The batch deduplicator works by taking as many messages off an AWS SQS queue as possible (up to maxInflight
) and deleting duplicates based on a unique identifier. This cycle repeats until all of the messages on the queue have been processed, or the number of unique messages exceeds maxInflight
. Finally the visibility of unique messages is reset so they show back up on the queue.
Pulling, deleting, and reseting messages happens concurrently by numWorkers
workers.
The deduplicator expects SQS messages in following format:
{
"data": {
"uuid": "abc123"
}
}
Where uuid
is the unique identifier used to deduplicate messages.

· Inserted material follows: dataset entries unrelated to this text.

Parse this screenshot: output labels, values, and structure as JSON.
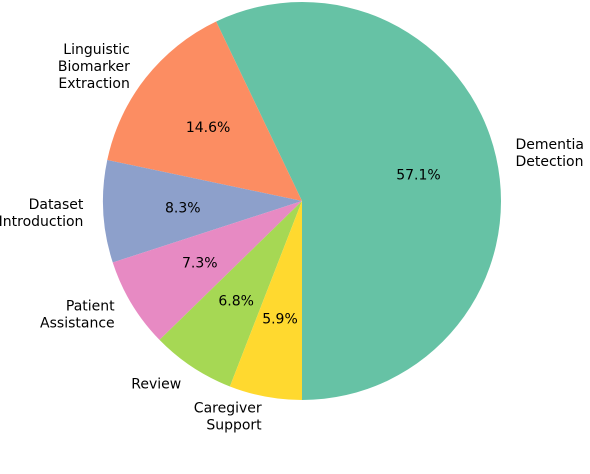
{
  "chart_data": {
    "type": "pie",
    "categories": [
      "Dementia\nDetection",
      "Linguistic\nBiomarker\nExtraction",
      "Dataset\nIntroduction",
      "Patient\nAssistance",
      "Review",
      "Caregiver\nSupport"
    ],
    "values": [
      57.1,
      14.6,
      8.3,
      7.3,
      6.8,
      5.9
    ],
    "value_labels": [
      "57.1%",
      "14.6%",
      "8.3%",
      "7.3%",
      "6.8%",
      "5.9%"
    ],
    "colors": [
      "#66c2a5",
      "#fc8d62",
      "#8da0cb",
      "#e78ac3",
      "#a6d854",
      "#ffd92f"
    ]
  }
}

The code can be extended to work with other queues or message formats.
Run once:
go run cmd/dedup.go -queueURL=someURL -numWorkers=100 -profileName=someProfile
Run forever:
$ go run cmd/dedup.go -queueURL=someURL -numWorkers=50 -runForever -secondsToSleepBetweenRuns=600
Help:
-maxInflight int
Maximum number of inflight messages allowed by queue (default 100000)
-numWorkers int
Number of concurrent workers to use (default 20)
-profileName string
AWS profile to use
-queueURL string
SQS URL (required)
-runForever
Runs in a loop with secondsToSleepBetweenRuns
-secondsToSleepBetweenRuns int
Time to sleep between runs if running forever (default 60)
Run tests:
$ go test ./...